Which are the causes of 2q23.1 Microdeletion Syndrome?

2q23.1 Microdeletion Syndrome is a rare genetic disorder caused by the loss of a small segment of genetic material on the long arm of chromosome 2. This deletion typically occurs as a random, "de novo" event during the formation of reproductive cells or early embryonic development, rather than being inherited from a parent.

What causes 2q23.1 Microdeletion Syndrome?

The primary cause of 2q23.1 Microdeletion Syndrome is the absence of a specific region of DNA on chromosome 2. Within this deleted region lies the MBD5 gene (Methyl-CpG-binding domain protein 5), which is widely considered the critical gene responsible for the core features of the condition. Because this gene is essential for normal brain development and neurological function, its loss disrupts typical cognitive and physical growth.

Is 2q23.1 Microdeletion Syndrome hereditary?

In the vast majority of cases, 2q23.1 Microdeletion Syndrome is not inherited. It is a "de novo" (new) mutation, meaning it occurs spontaneously. While it is theoretically possible for a parent to carry a balanced chromosomal rearrangement that could lead to this deletion in offspring, clinical data shows that most individuals with 2q23.1 Microdeletion Syndrome have parents with normal chromosomal profiles. There are no known environmental, dietary, or lifestyle triggers that cause this deletion.

How does the deletion affect the body?

The loss of the MBD5 gene leads to a range of developmental impacts. While research is ongoing, clinicians have identified several key ways this genetic change manifests:

• Neurological impact: The MBD5 gene is crucial for regulating other genes involved in synaptic function and brain connectivity.


• Developmental delays: Most individuals experience significant speech delays and intellectual disabilities.


• Behavioral patterns: Many patients with 2q23.1 Microdeletion Syndrome exhibit features similar to Autism Spectrum Disorder or have specific motor skill challenges.


• Physical traits: Some individuals present with distinct facial features, small head size (microcephaly), or sleep disturbances.

What is the current state of research?

Medical researchers are currently studying how MBD5 interacts with other genomic pathways. Because 2q23.1 Microdeletion Syndrome is so rare, global databases like DiseaseMaps.org—which currently supports 4 members with this condition—are vital for researchers to aggregate clinical experiences and better understand the full spectrum of the etiology.

Next steps

• Consult a clinical geneticist for chromosomal microarray analysis to confirm the diagnosis.


• Connect with the 4 members of the 2q23.1 Microdeletion Syndrome community on DiseaseMaps.org for peer support.
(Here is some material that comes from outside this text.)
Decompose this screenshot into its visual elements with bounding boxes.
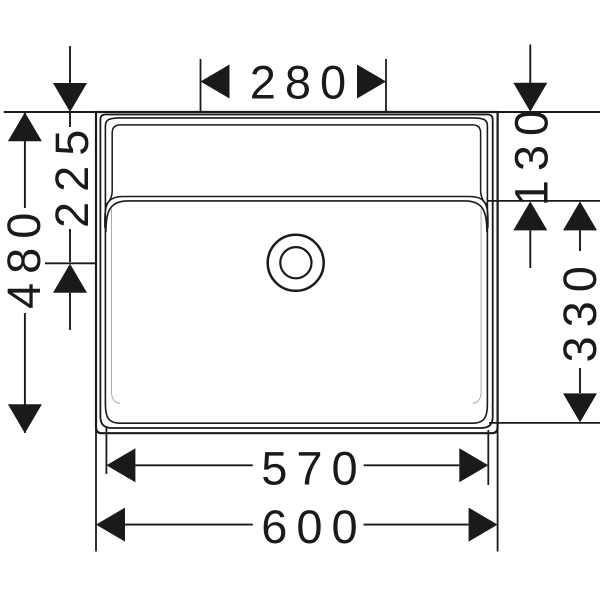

• Work with a multidisciplinary team including speech therapists, neurologists, and physical therapists to manage developmental symptoms.

Medical disclaimer: This content is for informational purposes only and does not constitute medical advice, diagnosis, or treatment; always seek the advice of your physician or other qualified health provider.

References

• NIH Genetic and Rare Diseases Information Center (GARD): 2q23.1 microdeletion syndrome overview.


• Orphanet: MBD5-associated neurodevelopmental disorder (2q23.1 microdeletion).


• OMIM (Online Mendelian Inheritance in Man): Entry #613769 (MBD5-associated disorder).


• PubMed: Clinical studies on MBD5 haploinsufficiency and neurodevelopmental outcomes.